Winebow Group updates first- and second-lien term loan pricing

By Sara Rosenberg

New York, June 26 – Winebow Group LLC reduced pricing on its $230 million seven-year first-lien covenant-light term loan (B1/B) to Libor plus 375 basis points from talk of Libor plus 400 bps to 425 bps, and firmed pricing on its $130 million 7½-year second-lien covenant-light term loan (Caa1/CCC+) at Libor plus 750 bps, the low end of the Libor plus 750 bps to 775 bps talk, according to a market source.

Also, the original issue discount on the first-lien term loan was changed to 99½ from 99 and the discount on the second-lien loan was revised to 99¼ from 99, the source said.

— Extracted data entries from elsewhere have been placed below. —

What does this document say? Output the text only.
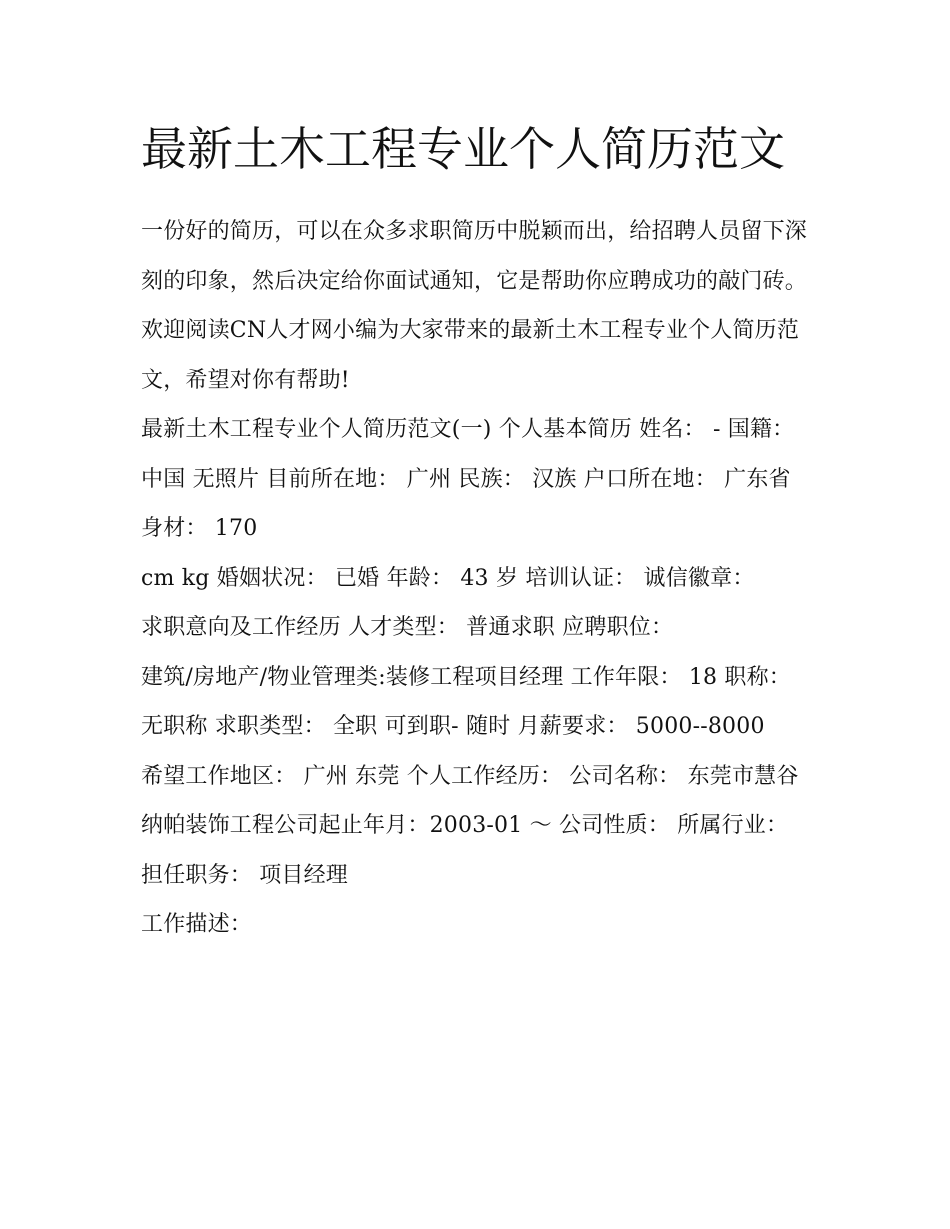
最新土木工程专业个人简历范文

一份好的简历，可以在众多求职简历中脱颖而出，给招聘人员留下深刻的印象，然后决定给你面试通知，它是帮助你应聘成功的敲门砖。欢迎阅读CN人才网小编为大家带来的最新土木工程专业个人简历范文，希望对你有帮助!

最新土木工程专业个人简历范文(一) 个人基本简历 姓名： - 国籍： 中国 无照片 目前所在地： 广州 民族： 汉族 户口所在地： 广东省 身材： 170

cm kg 婚姻状况： 已婚 年龄： 43 岁 培训认证： 诚信徽章：

求职意向及工作经历 人才类型： 普通求职 应聘职位：

建筑/房地产/物业管理类:装修工程项目经理 工作年限： 18 职称： 无职称 求职类型： 全职 可到职- 随时 月薪要求： 5000--8000

希望工作地区： 广州 东莞 个人工作经历： 公司名称： 东莞市慧谷纳帕装饰工程公司起止年月：2003-01 ～ 公司性质： 所属行业： 担任职务： 项目经理

工作描述：
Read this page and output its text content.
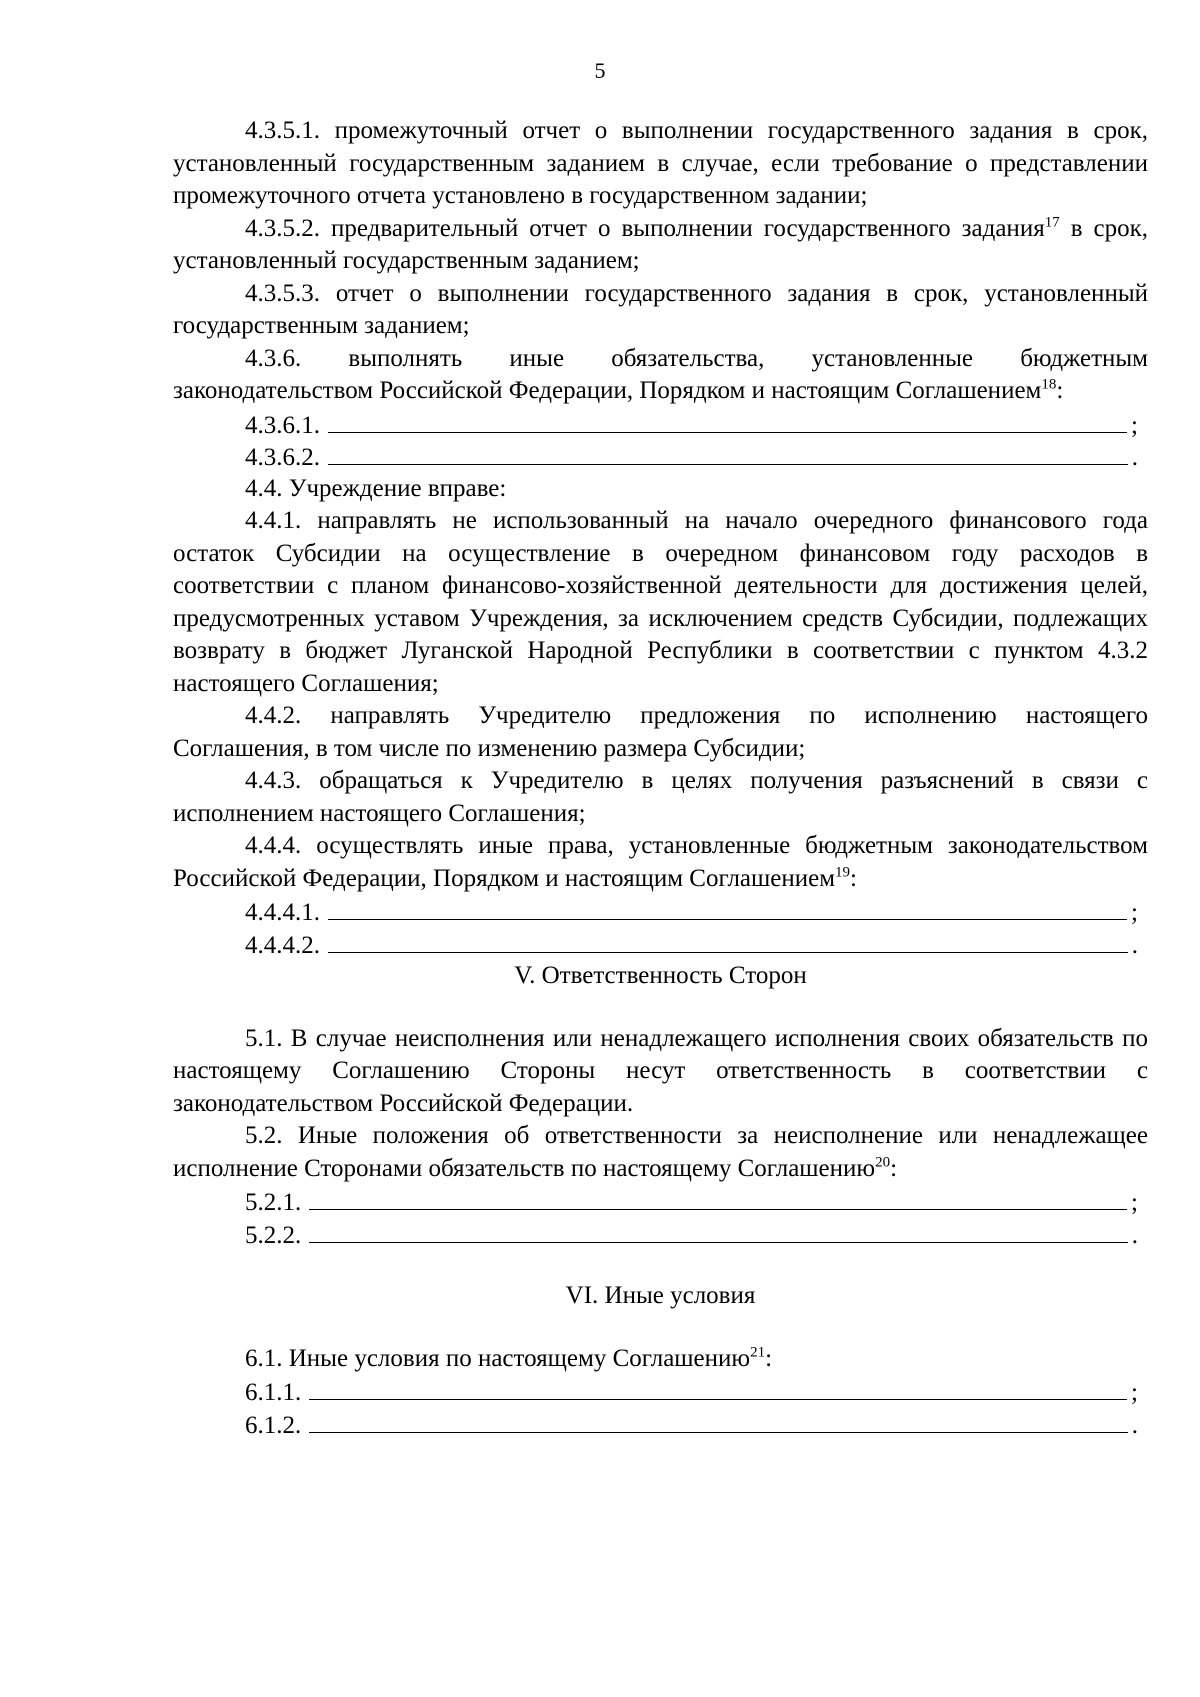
5

4.3.5.1. промежуточный отчет о выполнении государственного задания в срок, установленный государственным заданием в случае, если требование о представлении промежуточного отчета установлено в государственном задании;

4.3.5.2. предварительный отчет о выполнении государственного задания$^{17}$ в срок, установленный государственным заданием;

4.3.5.3. отчет о выполнении государственного задания в срок, установленный государственным заданием;

4.3.6. выполнять иные обязательства, установленные бюджетным законодательством Российской Федерации, Порядком и настоящим Соглашением$^{18}$:

4.3.6.1.	;
4.3.6.2.	.

4.4. Учреждение вправе:

4.4.1. направлять не использованный на начало очередного финансового года остаток Субсидии на осуществление в очередном финансовом году расходов в соответствии с планом финансово-хозяйственной деятельности для достижения целей, предусмотренных уставом Учреждения, за исключением средств Субсидии, подлежащих возврату в бюджет Луганской Народной Республики в соответствии с пунктом 4.3.2 настоящего Соглашения;

4.4.2. направлять Учредителю предложения по исполнению настоящего Соглашения, в том числе по изменению размера Субсидии;

4.4.3. обращаться к Учредителю в целях получения разъяснений в связи с исполнением настоящего Соглашения;

4.4.4. осуществлять иные права, установленные бюджетным законодательством Российской Федерации, Порядком и настоящим Соглашением$^{19}$:

4.4.4.1.	;
4.4.4.2.	.

V. Ответственность Сторон

5.1. В случае неисполнения или ненадлежащего исполнения своих обязательств по настоящему Соглашению Стороны несут ответственность в соответствии с законодательством Российской Федерации.

5.2. Иные положения об ответственности за неисполнение или ненадлежащее исполнение Сторонами обязательств по настоящему Соглашению$^{20}$:

5.2.1.	;
5.2.2.	.

VI. Иные условия

6.1. Иные условия по настоящему Соглашению$^{21}$:

6.1.1.	;
6.1.2.	.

In addition, the MFN sunset was eliminated.

Both term loans still have a 1% Libor floor, the first-lien term loan still has 101 soft call protection for six months, and the second-lien term loan still has call protection of 102 in year one and 101 in year two.

Recommitments are due at noon ET on Friday, the source added.

Bank of America Merrill Lynch is the lead bank on the deal.

Proceeds will be used to refinance existing debt and fund a dividend.

Winebow Group, a fine wine and craft spirits company, is being created through the merger of Winebow Inc. and the Vintner Group Inc.